Um dia dois escorpiões se encontraram. Apesar de serem de diferentes espécies, eram escorpiões. A literatura especializada traz cerca de mil e quatrocentos tipos diferentes deles. De cara, os dois se viram e entenderam suas primeiras desigualdades , mas se sentiram atraídos pelas suas semelhanças e claro, pelas suas diferenças sexuais de macho e fêmea. Os escorpiões se perceberam muito parecidos e se impressionaram ao se sentirem. Tão marcante é a visão para os escorpiões, que possuem até seis pares de olhos e não enxergam bem. Há quem diga que eles captam imagens num tom azul-esverdeado e com seus corpos captem luz invisível aos olhos, de jeito a enxergarem com o corpo todo. Foi nessa fixação de olhos meio cegos, de sentirem-se vistos despidos um pelo outro, de se abarcarem tanto, que surgiu dali uma nova cor e uma nova forma de olhar de escorpiões. Uma única, para os dois. As diferenças não existiam mais. Os dois seguiam se confluindo e cada vez mais se avolumando e se condensando, como quando se misturam dois grandes rios.

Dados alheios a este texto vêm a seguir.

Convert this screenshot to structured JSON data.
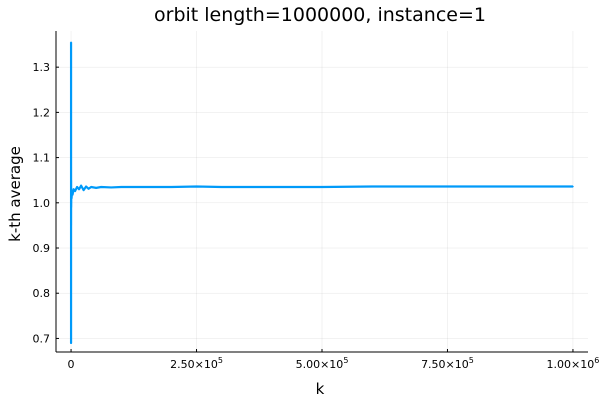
{
  "chart_data": {
    "type": "line",
    "title": "orbit length=1000000, instance=1",
    "xlabel": "k",
    "ylabel": "k-th average",
    "xlim": [
      -30000,
      1030000
    ],
    "ylim": [
      0.67,
      1.38
    ],
    "grid": true,
    "legend": "none",
    "x_ticks": [
      {
        "value": 0,
        "mantissa": "0",
        "exponent": ""
      },
      {
        "value": 250000,
        "mantissa": "2.50×10",
        "exponent": "5"
      },
      {
        "value": 500000,
        "mantissa": "5.00×10",
        "exponent": "5"
      },
      {
        "value": 750000,
        "mantissa": "7.50×10",
        "exponent": "5"
      },
      {
        "value": 1000000,
        "mantissa": "1.00×10",
        "exponent": "6"
      }
    ],
    "y_ticks": [
      {
        "value": 0.7,
        "label": "0.7"
      },
      {
        "value": 0.8,
        "label": "0.8"
      },
      {
        "value": 0.9,
        "label": "0.9"
      },
      {
        "value": 1.0,
        "label": "1.0"
      },
      {
        "value": 1.1,
        "label": "1.1"
      },
      {
        "value": 1.2,
        "label": "1.2"
      },
      {
        "value": 1.3,
        "label": "1.3"
      }
    ],
    "series": [
      {
        "color": "#009af9",
        "x": [
          1,
          2,
          3,
          5,
          8,
          15,
          30,
          60,
          120,
          250,
          500,
          1000,
          2000,
          3000,
          5000,
          8000,
          12000,
          16000,
          20000,
          25000,
          30000,
          35000,
          40000,
          50000,
          60000,
          80000,
          100000,
          150000,
          200000,
          250000,
          300000,
          350000,
          400000,
          500000,
          600000,
          700000,
          800000,
          900000,
          1000000
        ],
        "y": [
          1.355,
          0.69,
          1.25,
          0.78,
          1.15,
          0.86,
          1.08,
          0.95,
          1.05,
          0.99,
          1.02,
          1.01,
          1.025,
          1.018,
          1.03,
          1.026,
          1.035,
          1.03,
          1.038,
          1.028,
          1.036,
          1.031,
          1.035,
          1.033,
          1.035,
          1.034,
          1.035,
          1.035,
          1.035,
          1.036,
          1.035,
          1.035,
          1.035,
          1.035,
          1.036,
          1.036,
          1.036,
          1.036,
          1.036
        ]
      }
    ]
  }
}
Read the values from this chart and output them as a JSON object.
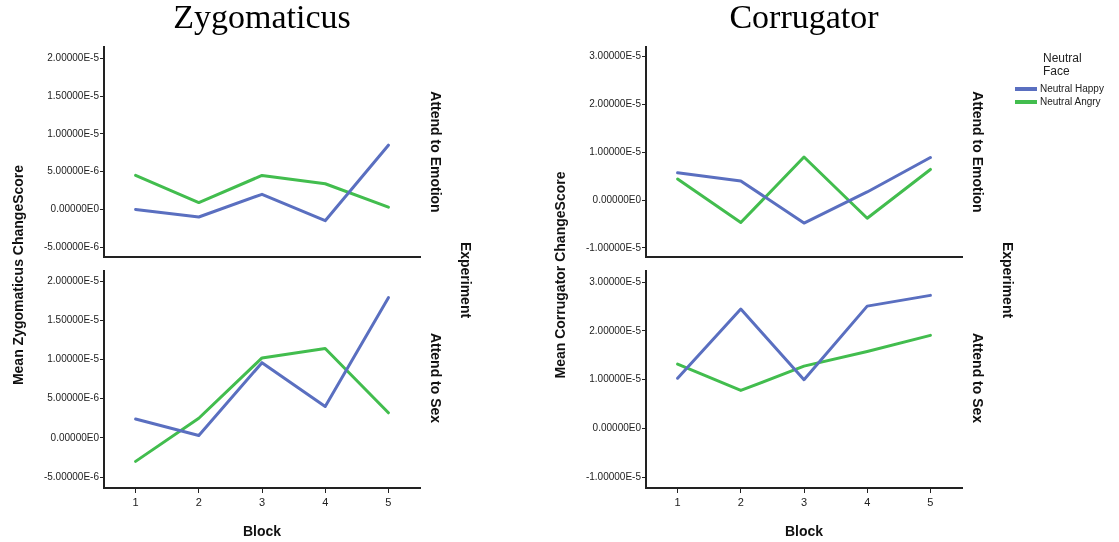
{
  "chart_data": [
    {
      "type": "line",
      "title": "Zygomaticus",
      "ylabel": "Mean Zygomaticus ChangeScore",
      "y2label": "Attend to Emotion",
      "annotations": [
        "Experiment"
      ],
      "categories": [
        "1",
        "2",
        "3",
        "4",
        "5"
      ],
      "tick_labels": "y",
      "marker": "none",
      "line_style": "solid",
      "ylim": [
        -6.3e-06,
        2.15e-05
      ],
      "yticks": [
        {
          "value": -5e-06,
          "label": "-5.00000E-6"
        },
        {
          "value": 0,
          "label": "0.00000E0"
        },
        {
          "value": 5e-06,
          "label": "5.00000E-6"
        },
        {
          "value": 1e-05,
          "label": "1.00000E-5"
        },
        {
          "value": 1.5e-05,
          "label": "1.50000E-5"
        },
        {
          "value": 2e-05,
          "label": "2.00000E-5"
        }
      ],
      "series": [
        {
          "color": "#5a6fc0",
          "values": [
            0,
            -1e-06,
            2e-06,
            -1.5e-06,
            8.5e-06
          ]
        },
        {
          "color": "#42bd4e",
          "values": [
            4.5e-06,
            9e-07,
            4.5e-06,
            3.4e-06,
            3e-07
          ]
        }
      ]
    },
    {
      "type": "line",
      "xlabel": "Block",
      "y2label": "Attend to Sex",
      "categories": [
        "1",
        "2",
        "3",
        "4",
        "5"
      ],
      "marker": "none",
      "line_style": "solid",
      "ylim": [
        -6.4e-06,
        2.13e-05
      ],
      "yticks": [
        {
          "value": -5e-06,
          "label": "-5.00000E-6"
        },
        {
          "value": 0,
          "label": "0.00000E0"
        },
        {
          "value": 5e-06,
          "label": "5.00000E-6"
        },
        {
          "value": 1e-05,
          "label": "1.00000E-5"
        },
        {
          "value": 1.5e-05,
          "label": "1.50000E-5"
        },
        {
          "value": 2e-05,
          "label": "2.00000E-5"
        }
      ],
      "series": [
        {
          "color": "#5a6fc0",
          "values": [
            2.4e-06,
            3e-07,
            9.6e-06,
            4e-06,
            1.79e-05
          ]
        },
        {
          "color": "#42bd4e",
          "values": [
            -3e-06,
            2.5e-06,
            1.02e-05,
            1.14e-05,
            3.2e-06
          ]
        }
      ]
    },
    {
      "type": "line",
      "title": "Corrugator",
      "ylabel": "Mean Corrugator ChangeScore",
      "y2label": "Attend to Emotion",
      "annotations": [
        "Experiment"
      ],
      "legend_title": "Neutral Face",
      "legend": "right",
      "categories": [
        "1",
        "2",
        "3",
        "4",
        "5"
      ],
      "tick_labels": "y",
      "marker": "none",
      "line_style": "solid",
      "ylim": [
        -1.19e-05,
        3.2e-05
      ],
      "yticks": [
        {
          "value": -1e-05,
          "label": "-1.00000E-5"
        },
        {
          "value": 0,
          "label": "0.00000E0"
        },
        {
          "value": 1e-05,
          "label": "1.00000E-5"
        },
        {
          "value": 2e-05,
          "label": "2.00000E-5"
        },
        {
          "value": 3e-05,
          "label": "3.00000E-5"
        }
      ],
      "series": [
        {
          "name": "Neutral Happy",
          "color": "#5a6fc0",
          "values": [
            5.7e-06,
            4e-06,
            -4.8e-06,
            1.7e-06,
            8.9e-06
          ]
        },
        {
          "name": "Neutral Angry",
          "color": "#42bd4e",
          "values": [
            4.4e-06,
            -4.7e-06,
            9e-06,
            -3.8e-06,
            6.4e-06
          ]
        }
      ]
    },
    {
      "type": "line",
      "xlabel": "Block",
      "y2label": "Attend to Sex",
      "categories": [
        "1",
        "2",
        "3",
        "4",
        "5"
      ],
      "marker": "none",
      "line_style": "solid",
      "ylim": [
        -1.22e-05,
        3.23e-05
      ],
      "yticks": [
        {
          "value": -1e-05,
          "label": "-1.00000E-5"
        },
        {
          "value": 0,
          "label": "0.00000E0"
        },
        {
          "value": 1e-05,
          "label": "1.00000E-5"
        },
        {
          "value": 2e-05,
          "label": "2.00000E-5"
        },
        {
          "value": 3e-05,
          "label": "3.00000E-5"
        }
      ],
      "series": [
        {
          "color": "#5a6fc0",
          "values": [
            1.03e-05,
            2.45e-05,
            1e-05,
            2.51e-05,
            2.73e-05
          ]
        },
        {
          "color": "#42bd4e",
          "values": [
            1.32e-05,
            7.8e-06,
            1.28e-05,
            1.58e-05,
            1.91e-05
          ]
        }
      ]
    }
  ]
}
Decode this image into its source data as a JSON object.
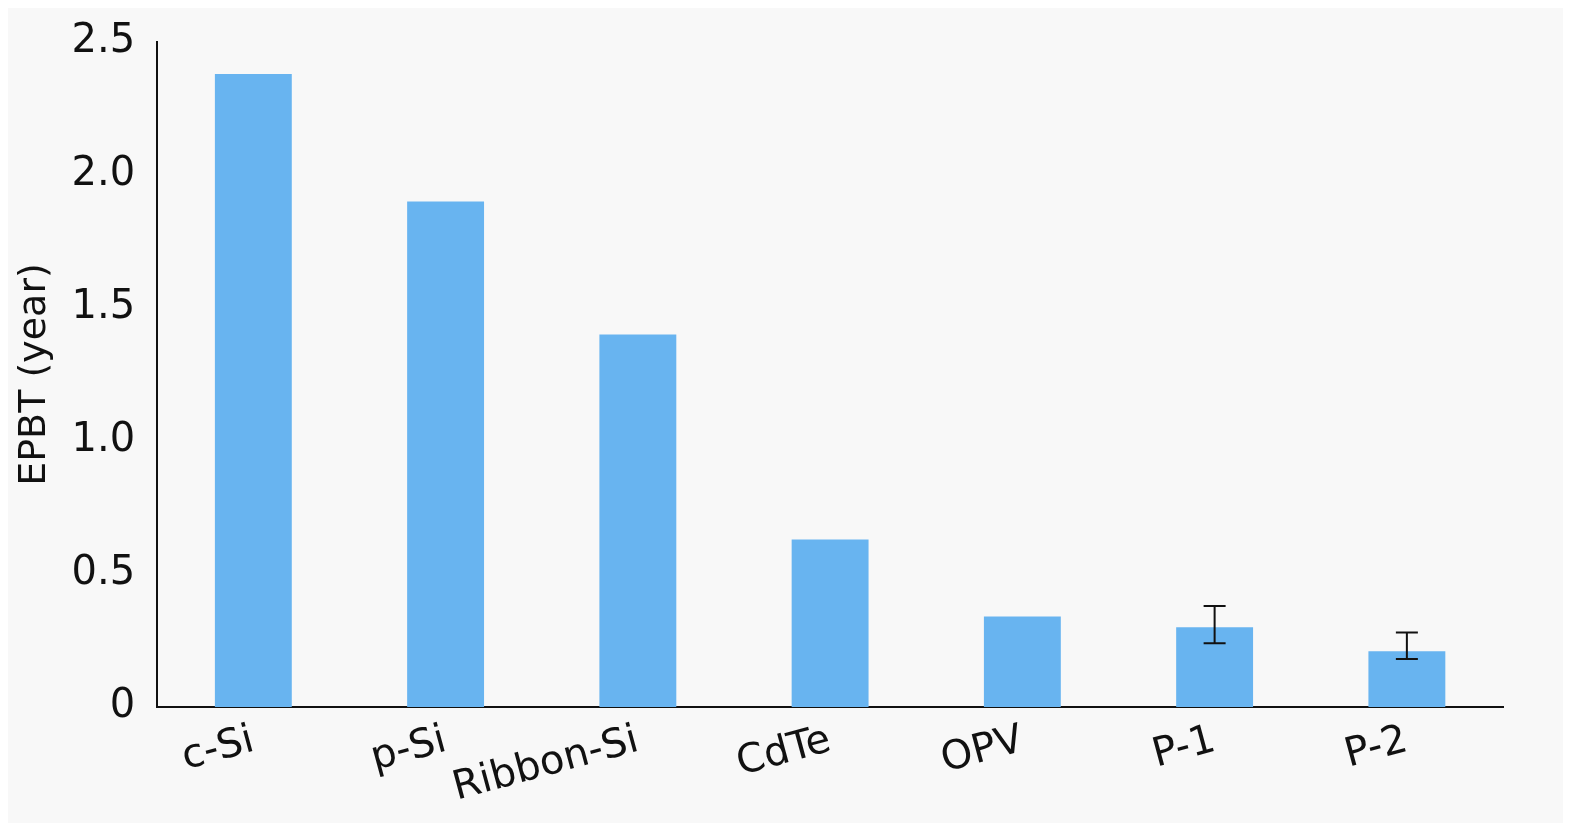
{
  "chart_data": {
    "type": "bar",
    "ylabel": "EPBT (year)",
    "categories": [
      "c-Si",
      "p-Si",
      "Ribbon-Si",
      "CdTe",
      "OPV",
      "P-1",
      "P-2"
    ],
    "values": [
      2.38,
      1.9,
      1.4,
      0.63,
      0.34,
      0.3,
      0.21
    ],
    "errors": [
      null,
      null,
      null,
      null,
      null,
      [
        0.24,
        0.38
      ],
      [
        0.18,
        0.28
      ]
    ],
    "color": "#68b4f0",
    "ylim": [
      0,
      2.5
    ],
    "yticks": [
      {
        "value": 0,
        "label": "0"
      },
      0.5,
      {
        "value": 1,
        "label": "1.0"
      },
      1.5,
      {
        "value": 2,
        "label": "2.0"
      },
      2.5
    ],
    "grid": false,
    "legend": false
  }
}
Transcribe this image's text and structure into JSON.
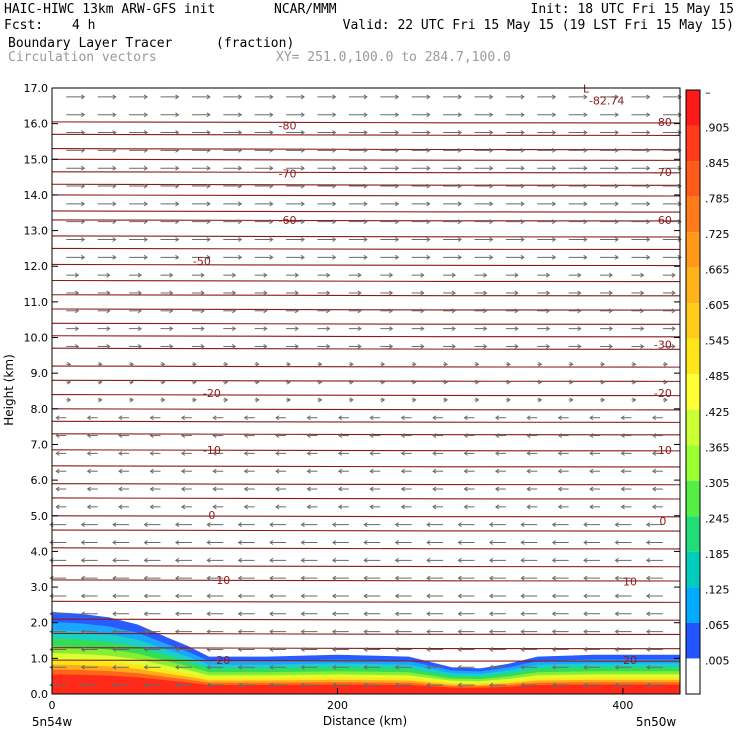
{
  "header": {
    "model": "HAIC-HIWC 13km ARW-GFS init",
    "org": "NCAR/MMM",
    "init": "Init: 18 UTC Fri 15 May 15",
    "fcst_label": "Fcst:",
    "fcst_value": "4 h",
    "valid": "Valid: 22 UTC Fri 15 May 15 (19 LST Fri 15 May 15)",
    "field": "Boundary Layer Tracer",
    "field_units": "(fraction)",
    "vectors": "Circulation vectors",
    "xy": "XY= 251.0,100.0 to 284.7,100.0"
  },
  "chart_data": {
    "type": "heatmap",
    "ylabel": "Height (km)",
    "xlabel": "Distance (km)",
    "ylim": [
      0,
      17
    ],
    "xlim": [
      0,
      440
    ],
    "yticks": [
      "0.0",
      "1.0",
      "2.0",
      "3.0",
      "4.0",
      "5.0",
      "6.0",
      "7.0",
      "8.0",
      "9.0",
      "10.0",
      "11.0",
      "12.0",
      "13.0",
      "14.0",
      "15.0",
      "16.0",
      "17.0"
    ],
    "xticks": [
      0,
      200,
      400
    ],
    "x_end_labels": {
      "left": "5n54w",
      "right": "5n50w"
    },
    "colorbar": {
      "labels": [
        "–",
        ".905",
        ".845",
        ".785",
        ".725",
        ".665",
        ".605",
        ".545",
        ".485",
        ".425",
        ".365",
        ".305",
        ".245",
        ".185",
        ".125",
        ".065",
        ".005"
      ],
      "colors": [
        "#ff1a1a",
        "#ff3b1a",
        "#ff5a1a",
        "#ff7a1a",
        "#ff991a",
        "#ffb31a",
        "#ffcc1a",
        "#ffe61a",
        "#ffff33",
        "#ccff33",
        "#99ff33",
        "#55ee44",
        "#22dd77",
        "#00ccbb",
        "#00aaff",
        "#2255ff",
        "#ffffff"
      ]
    },
    "temperature_contours": {
      "line_color": "#8b1a1a",
      "labels": [
        {
          "value": "-80",
          "x": 165,
          "y": 15.95
        },
        {
          "value": "-80",
          "x": 428,
          "y": 16.05
        },
        {
          "value": "-70",
          "x": 165,
          "y": 14.6
        },
        {
          "value": "-70",
          "x": 428,
          "y": 14.65
        },
        {
          "value": "-60",
          "x": 165,
          "y": 13.3
        },
        {
          "value": "-60",
          "x": 428,
          "y": 13.3
        },
        {
          "value": "-50",
          "x": 105,
          "y": 12.15
        },
        {
          "value": "-30",
          "x": 428,
          "y": 9.8
        },
        {
          "value": "-20",
          "x": 112,
          "y": 8.45
        },
        {
          "value": "-20",
          "x": 428,
          "y": 8.45
        },
        {
          "value": "-10",
          "x": 112,
          "y": 6.85
        },
        {
          "value": "-10",
          "x": 428,
          "y": 6.85
        },
        {
          "value": "0",
          "x": 112,
          "y": 5.02
        },
        {
          "value": "0",
          "x": 428,
          "y": 4.85
        },
        {
          "value": "10",
          "x": 120,
          "y": 3.2
        },
        {
          "value": "10",
          "x": 405,
          "y": 3.15
        },
        {
          "value": "20",
          "x": 120,
          "y": 0.95
        },
        {
          "value": "20",
          "x": 405,
          "y": 0.95
        }
      ],
      "min_label": {
        "value": "-82.74",
        "x": 372,
        "y": 16.65,
        "symbol": "L"
      }
    },
    "tracer_top_km": [
      [
        0,
        2.3
      ],
      [
        20,
        2.25
      ],
      [
        40,
        2.15
      ],
      [
        60,
        1.95
      ],
      [
        80,
        1.6
      ],
      [
        95,
        1.35
      ],
      [
        110,
        1.05
      ],
      [
        150,
        1.05
      ],
      [
        200,
        1.1
      ],
      [
        250,
        1.05
      ],
      [
        280,
        0.75
      ],
      [
        300,
        0.72
      ],
      [
        320,
        0.85
      ],
      [
        340,
        1.05
      ],
      [
        380,
        1.1
      ],
      [
        440,
        1.1
      ]
    ]
  }
}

Dentre os mistérios do escorpião, há o que trata de sua fluorescência. Escorpiões brilham quando a luz incide sobre eles. Ali, bastou o olhar de um no outro e se fizeram iluminados. Escorpiões se envaidecem de suas plasticidades, apesar de terem um aspecto rijo, sem maleabilidade e o corpo fragmentado... A olhar assim, cada escorpião parece feito de um mosaico, parece montado aos pouquinhos, o que dá ao escorpião um certo ar de completude. De que não lhes faltam peças. Talvez por isso, os escorpiões se empoderem, como se se bastassem.
Os dois escorpiões que se encontraram são como poetas, são "sentidores". Escorpiões não precisam de festa. Eles são a própria festa. Sensíveis, seu acasalamento é doce e requintado. Apesar de emanarem sexualidade, se pode ver a infinita paciência em sua conquista marcada pelo ritual da dança chamada "Promenade a deux" (passeio a dois), onde não têm pressa. Algumas dessas danças duram de quinze a vinte minutos, como há também espécies que ficam dançando até por dez horas seguidas, como é o caso destes dois escorpiões aqui. Que dançaram e dançaram... danças singulares e inesquecíveis. Nesta espécie de escorpião, o macho não possui um orgão transmissor de esperma, ele então delicadamente limpa o chão, num cuidado com a parceira, depositando ali o espermatóforo, a estrutura que contém seus espermatozóides, para que ela sensualmente na dança, arrastada por ele, passe o ventre e seu orgão receptor no espermatóforo, para receber a doação de parte do que é o seu parceiro. Assim seguiam dançando a vida.
Tudo lindo, tudo fluindo. Mas a essência do escorpião é inegável, o que o deixa mais misterioso e intrigante. A sua peçonha o espanta da felicidade. Aquilo que brilhava tanto nos olhos dela, aquilo que ele via fogueando em sua fêmea, a felicidade dela estampada, lembrou o fogo que o irrita, que o fadiga. A luz que ele sente forte e enxerga com profundidade o frustra e amedronta, clareia-o imensamente e foge ao seu poderoso controle. Ele se vê encurralado, acuado, suprido do amor do fogo emanado dela, de seu olhar, daquele calor aterrorizante a ele... e ele se vai. Ele morre ensimesmado. Ela o deixa ir.